Mission Ramses: ESA will aim in 2029 Apophis, the asteroid that made the world tremble
Asteroids have the solar wind in the sails in space agencies with the recent missions DartOsiris-Rex, or Hera. Ramses may well be next on the list. The European Space Agency (ESA) actually is working on the question for several months and its target would be Apophis, the most famous of the geocroisters asteroids, that is to say cutting the terrestrial orbit.
Small historical reminder: Apophis is an asteroid about 320 m in diameter for a mass of 40 to 50 million tonnes, which became famous in 2007 when it was classified as the most dangerous of known geocroisors. At the time, it was calculated that the probability of an impact with the earth in 2029, then in 2036, each time around April 13, was around 1 in 45,000. With the uncertainties linked to this type of calculation, this made a significant potential danger.

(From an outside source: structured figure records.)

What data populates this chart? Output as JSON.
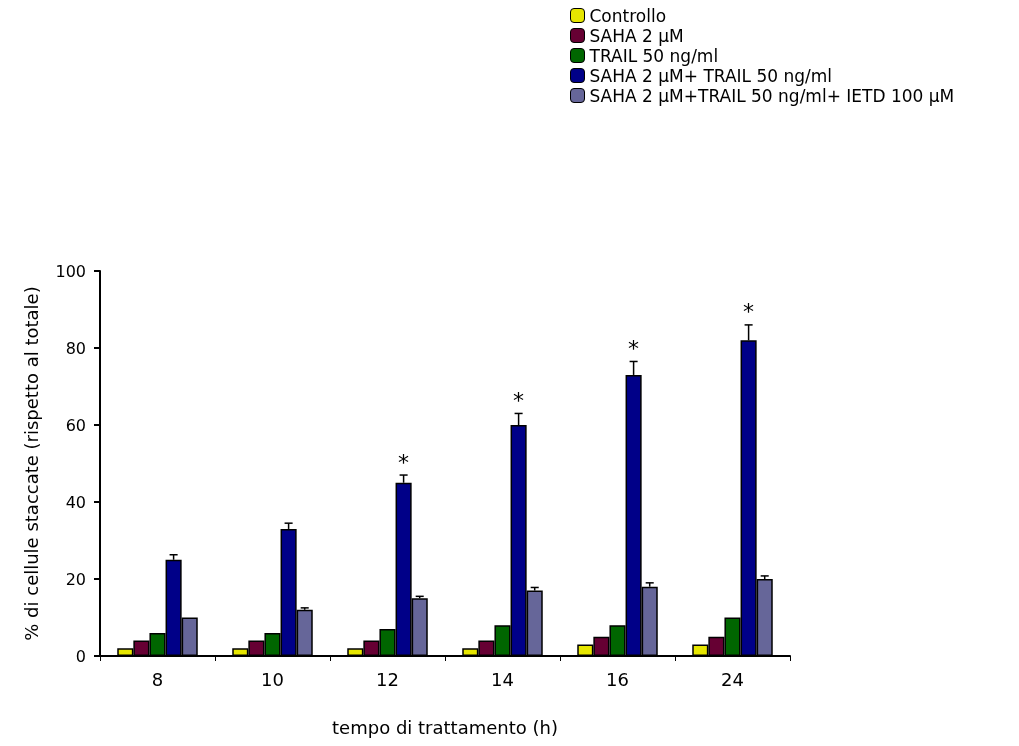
{
  "chart_data": {
    "type": "bar",
    "xlabel": "tempo di trattamento (h)",
    "ylabel": "% di cellule staccate (rispetto al totale)",
    "categories": [
      "8",
      "10",
      "12",
      "14",
      "16",
      "24"
    ],
    "series": [
      {
        "name": "Controllo",
        "color": "#e6e600",
        "values": [
          2,
          2,
          2,
          2,
          3,
          3
        ]
      },
      {
        "name": "SAHA 2 μM",
        "color": "#660033",
        "values": [
          4,
          4,
          4,
          4,
          5,
          5
        ]
      },
      {
        "name": "TRAIL 50 ng/ml",
        "color": "#006600",
        "values": [
          6,
          6,
          7,
          8,
          8,
          10
        ]
      },
      {
        "name": "SAHA 2 μM+ TRAIL 50 ng/ml",
        "color": "#000088",
        "values": [
          25,
          33,
          45,
          60,
          73,
          82
        ],
        "errors": [
          1.3,
          1.5,
          2,
          3,
          3.5,
          4
        ],
        "value_labels": [
          null,
          null,
          "*",
          "*",
          "*",
          "*"
        ]
      },
      {
        "name": "SAHA 2 μM+TRAIL 50 ng/ml+ IETD 100 μM",
        "color": "#666699",
        "values": [
          10,
          12,
          15,
          17,
          18,
          20
        ],
        "errors": [
          null,
          0.5,
          0.5,
          0.8,
          1,
          0.8
        ]
      }
    ],
    "ylim": [
      0,
      100
    ],
    "yticks": [
      0,
      20,
      40,
      60,
      80,
      100
    ],
    "legend": "top right"
  }
}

In January 2007, it was even ranked in Rang 2, then 4 on Turin scalewhich classifies the danger of asteroids from 1 to 10. 4 was a threshold never reached before Apophis, enough to unleash the media frenzy.
Apophis will close the earth, 12 times closer than the Moon
We now know that Apophis will make a close passage on April 13, 2029 – on Friday for superstitious in need of strong emotions … – about 31,600 km from our blue planet. On a space scale, it is very, very little, about 12 times less than the distance that separates us from the moon. But for scientists, it is before the perfect occasion to go to study the star of cosmic rocks closely.
With Ramses, ESA is a little more committed to planetary defense
NASA is at a crossroads under Donald Trump, its budgets narrowing in sight. A priorithe US agency will not have the financial means to launch this mission within the timely time. This is a possibility for ESA to take a little more light: if NASA no longer wants to save the world, then Europe will take responsibility!
Indeed, a passage as close to the earth will modify the trajectory of Apophis, and potentially its external and internal structures because of the tidal forces of our planet, that is to say its “force” of gravity exerted on the asteroid. The objective is therefore to analyze the asteroid closely, just before and after its courteous visit to the land neighborhood. It will therefore be a most delicate operation, and it is the Spanish company Emyxis which was chosen for the development of the observer cubesat.
For the moment, the Ramses mission is only at the project stage, but it arouses a certain craze. We will know in November 2025 if ESA undertakes to make it a reality. The takeoff would then be planned for 2028.